Billboard Skirts emerged from that research. The series explores the ways in which advertising, fashion and consumer culture shape expectations of women. While opportunities for meaningful work, creative agency and professional recognition have often been unevenly distributed, consumer culture has consistently offered an alternative promise: that identity can be constructed through endless acquisition.

Rather than treating clothing as fashion, I used the skirt as a symbolic form—a surface onto which images, desires and commercial messages are projected, in montage form. Printed with discarded polythene on to cotton, these works transform waste into image while questioning the cycles of consumption that produced it.

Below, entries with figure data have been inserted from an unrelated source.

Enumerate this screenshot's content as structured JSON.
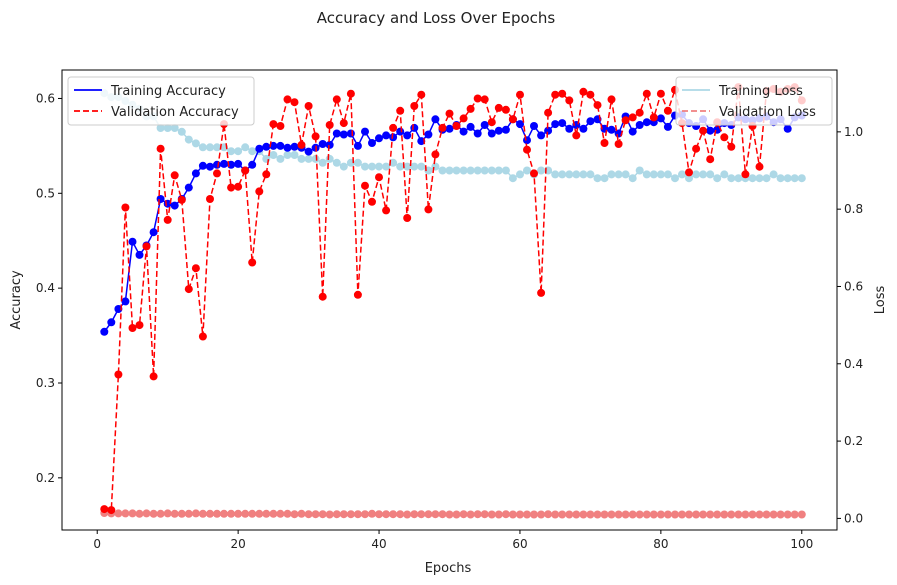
{
  "chart_data": {
    "type": "line",
    "title": "Accuracy and Loss Over Epochs",
    "xlabel": "Epochs",
    "ylabel_left": "Accuracy",
    "ylabel_right": "Loss",
    "xlim": [
      -5,
      105
    ],
    "ylim_left": [
      0.145,
      0.63
    ],
    "ylim_right": [
      -0.03,
      1.16
    ],
    "x_ticks": [
      0,
      20,
      40,
      60,
      80,
      100
    ],
    "y_ticks_left": [
      0.2,
      0.3,
      0.4,
      0.5,
      0.6
    ],
    "y_ticks_right": [
      0.0,
      0.2,
      0.4,
      0.6,
      0.8,
      1.0
    ],
    "grid": false,
    "legend_left": "top-left",
    "legend_right": "top-right",
    "x": [
      1,
      2,
      3,
      4,
      5,
      6,
      7,
      8,
      9,
      10,
      11,
      12,
      13,
      14,
      15,
      16,
      17,
      18,
      19,
      20,
      21,
      22,
      23,
      24,
      25,
      26,
      27,
      28,
      29,
      30,
      31,
      32,
      33,
      34,
      35,
      36,
      37,
      38,
      39,
      40,
      41,
      42,
      43,
      44,
      45,
      46,
      47,
      48,
      49,
      50,
      51,
      52,
      53,
      54,
      55,
      56,
      57,
      58,
      59,
      60,
      61,
      62,
      63,
      64,
      65,
      66,
      67,
      68,
      69,
      70,
      71,
      72,
      73,
      74,
      75,
      76,
      77,
      78,
      79,
      80,
      81,
      82,
      83,
      84,
      85,
      86,
      87,
      88,
      89,
      90,
      91,
      92,
      93,
      94,
      95,
      96,
      97,
      98,
      99,
      100
    ],
    "series": [
      {
        "name": "Training Accuracy",
        "axis": "left",
        "color": "#0000ff",
        "style": "solid",
        "values": [
          0.354,
          0.364,
          0.378,
          0.386,
          0.449,
          0.435,
          0.445,
          0.459,
          0.494,
          0.489,
          0.487,
          0.494,
          0.506,
          0.521,
          0.529,
          0.528,
          0.53,
          0.531,
          0.53,
          0.531,
          0.524,
          0.53,
          0.547,
          0.549,
          0.55,
          0.55,
          0.548,
          0.549,
          0.548,
          0.544,
          0.548,
          0.552,
          0.551,
          0.563,
          0.562,
          0.563,
          0.55,
          0.565,
          0.553,
          0.558,
          0.561,
          0.559,
          0.565,
          0.561,
          0.569,
          0.555,
          0.562,
          0.578,
          0.567,
          0.568,
          0.572,
          0.565,
          0.57,
          0.563,
          0.572,
          0.563,
          0.566,
          0.567,
          0.578,
          0.573,
          0.556,
          0.571,
          0.561,
          0.566,
          0.573,
          0.574,
          0.568,
          0.572,
          0.568,
          0.576,
          0.578,
          0.568,
          0.567,
          0.563,
          0.581,
          0.565,
          0.572,
          0.575,
          0.575,
          0.579,
          0.57,
          0.582,
          0.583,
          0.574,
          0.571,
          0.578,
          0.566,
          0.567,
          0.574,
          0.572,
          0.58,
          0.578,
          0.577,
          0.579,
          0.581,
          0.575,
          0.578,
          0.568,
          0.58,
          0.582
        ]
      },
      {
        "name": "Validation Accuracy",
        "axis": "left",
        "color": "#ff0000",
        "style": "dashed",
        "values": [
          0.167,
          0.166,
          0.309,
          0.485,
          0.358,
          0.361,
          0.444,
          0.307,
          0.547,
          0.472,
          0.519,
          0.493,
          0.399,
          0.421,
          0.349,
          0.494,
          0.521,
          0.573,
          0.506,
          0.507,
          0.524,
          0.427,
          0.502,
          0.52,
          0.573,
          0.571,
          0.599,
          0.596,
          0.551,
          0.592,
          0.56,
          0.391,
          0.572,
          0.599,
          0.574,
          0.605,
          0.393,
          0.508,
          0.491,
          0.517,
          0.482,
          0.569,
          0.587,
          0.474,
          0.592,
          0.604,
          0.483,
          0.541,
          0.569,
          0.584,
          0.571,
          0.579,
          0.589,
          0.6,
          0.599,
          0.575,
          0.59,
          0.588,
          0.578,
          0.604,
          0.546,
          0.521,
          0.395,
          0.585,
          0.604,
          0.605,
          0.598,
          0.561,
          0.607,
          0.604,
          0.593,
          0.553,
          0.599,
          0.552,
          0.577,
          0.58,
          0.585,
          0.605,
          0.58,
          0.605,
          0.587,
          0.609,
          0.574,
          0.522,
          0.547,
          0.566,
          0.536,
          0.575,
          0.559,
          0.549,
          0.612,
          0.52,
          0.571,
          0.528,
          0.608,
          0.61,
          0.607,
          0.61,
          0.612,
          0.598
        ]
      },
      {
        "name": "Training Loss",
        "axis": "right",
        "color": "#add8e6",
        "style": "solid",
        "values": [
          1.1,
          1.09,
          1.09,
          1.08,
          1.07,
          1.06,
          1.04,
          1.04,
          1.01,
          1.01,
          1.01,
          1.0,
          0.98,
          0.97,
          0.96,
          0.96,
          0.96,
          0.96,
          0.95,
          0.95,
          0.96,
          0.95,
          0.95,
          0.93,
          0.94,
          0.93,
          0.94,
          0.94,
          0.93,
          0.93,
          0.93,
          0.92,
          0.93,
          0.92,
          0.91,
          0.92,
          0.92,
          0.91,
          0.91,
          0.91,
          0.91,
          0.92,
          0.91,
          0.91,
          0.91,
          0.91,
          0.9,
          0.91,
          0.9,
          0.9,
          0.9,
          0.9,
          0.9,
          0.9,
          0.9,
          0.9,
          0.9,
          0.9,
          0.88,
          0.89,
          0.9,
          0.89,
          0.9,
          0.9,
          0.89,
          0.89,
          0.89,
          0.89,
          0.89,
          0.89,
          0.88,
          0.88,
          0.89,
          0.89,
          0.89,
          0.88,
          0.9,
          0.89,
          0.89,
          0.89,
          0.89,
          0.88,
          0.89,
          0.88,
          0.89,
          0.89,
          0.89,
          0.88,
          0.89,
          0.88,
          0.88,
          0.88,
          0.88,
          0.88,
          0.88,
          0.89,
          0.88,
          0.88,
          0.88,
          0.88
        ]
      },
      {
        "name": "Validation Loss",
        "axis": "right",
        "color": "#f08080",
        "style": "dashed",
        "values": [
          0.014,
          0.013,
          0.013,
          0.013,
          0.013,
          0.012,
          0.013,
          0.012,
          0.012,
          0.013,
          0.012,
          0.012,
          0.012,
          0.013,
          0.012,
          0.012,
          0.012,
          0.012,
          0.012,
          0.012,
          0.012,
          0.012,
          0.012,
          0.012,
          0.012,
          0.012,
          0.012,
          0.011,
          0.012,
          0.011,
          0.011,
          0.011,
          0.01,
          0.011,
          0.011,
          0.011,
          0.011,
          0.011,
          0.012,
          0.011,
          0.011,
          0.011,
          0.011,
          0.01,
          0.011,
          0.011,
          0.011,
          0.011,
          0.011,
          0.01,
          0.01,
          0.011,
          0.01,
          0.011,
          0.011,
          0.01,
          0.01,
          0.011,
          0.01,
          0.01,
          0.01,
          0.01,
          0.01,
          0.011,
          0.01,
          0.01,
          0.01,
          0.01,
          0.01,
          0.01,
          0.01,
          0.01,
          0.01,
          0.01,
          0.01,
          0.01,
          0.01,
          0.01,
          0.01,
          0.01,
          0.01,
          0.01,
          0.01,
          0.01,
          0.01,
          0.01,
          0.01,
          0.01,
          0.01,
          0.01,
          0.01,
          0.01,
          0.01,
          0.01,
          0.01,
          0.01,
          0.01,
          0.01,
          0.01,
          0.01
        ]
      }
    ]
  }
}
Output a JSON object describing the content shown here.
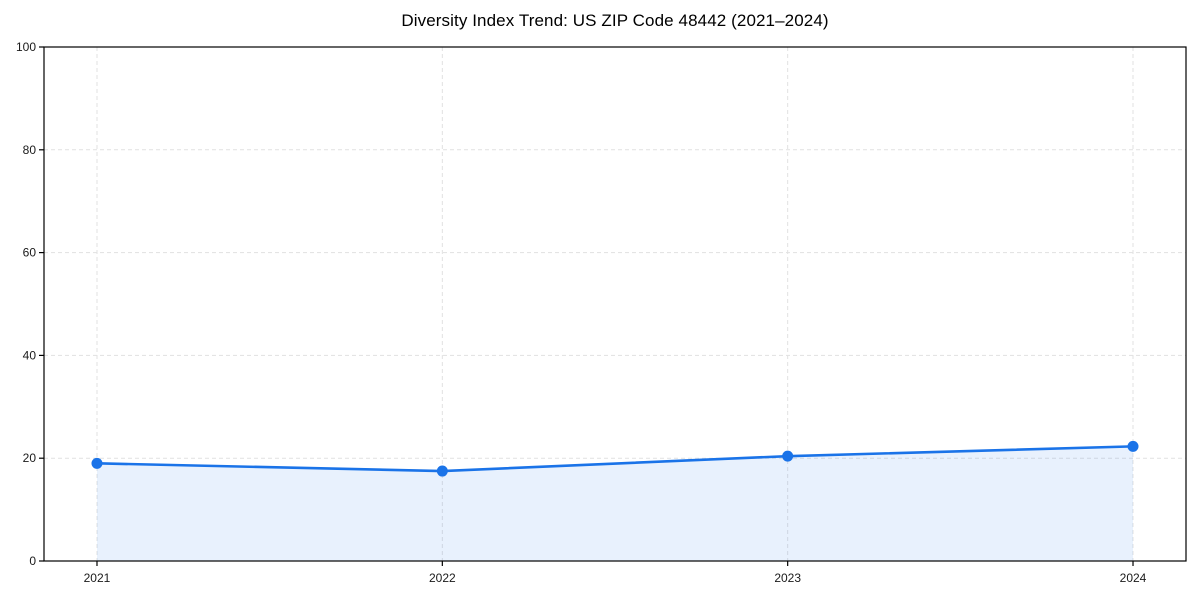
{
  "title": "Diversity Index Trend: US ZIP Code 48442 (2021–2024)",
  "chart_data": {
    "type": "area",
    "title": "Diversity Index Trend: US ZIP Code 48442 (2021–2024)",
    "categories": [
      "2021",
      "2022",
      "2023",
      "2024"
    ],
    "series": [
      {
        "name": "Diversity Index",
        "values": [
          19.0,
          17.5,
          20.4,
          22.3
        ]
      }
    ],
    "xlabel": "",
    "ylabel": "",
    "ylim": [
      0,
      100
    ],
    "yticks": [
      0,
      20,
      40,
      60,
      80,
      100
    ],
    "grid": true,
    "grid_style": "dashed",
    "legend_position": "none",
    "marker": "circle",
    "colors": {
      "line": "#1a73e8",
      "marker": "#1a73e8",
      "fill": "rgba(26, 115, 232, 0.10)",
      "grid": "#e1e1e1",
      "axis": "#000000",
      "tick_label": "#1a1a1a",
      "title": "#000000",
      "background": "#ffffff"
    }
  }
}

The work shown here, Just What Is It That Makes Today’s Homes So Different, So Appealing? (polythene on cotton, 110 × 70 cm, 2007), takes its title from Richard Hamilton’s celebrated 1956 collage. Hamilton’s work examined the rise of post-war consumer culture; mine revisits those questions half a century later through the lens of sustainability, fashion and gender.

The first presentation of Billboard Skirts took place in 2007 at The Triangle Gallery, Chelsea College of Art, London. The series was commissioned by Textiles Environment Design at the University of the Arts London and curated by Rebecca Earley for Ever & Again: Experimental Recycled Textiles, a touring exhibition that travelled throughout the UK between 2007 and 2008 in various iterations.

Looking back, Billboard Skirts marked an important turning point in my practice. It was one of the first bodies of work in which painting, printmaking, textiles and environmental concerns came together—questions that continue to inform my work today.

View of Just What Is It That Makes Today’s Homes So Different, So Appealing? at The Triangle Gallery, Chelsea College of Art, London, 2007. This exhibition marked the first public presentation of a body of work developed during my PhD at the Royal College of Art, in which recycled plastics became both a printing medium and a critical material.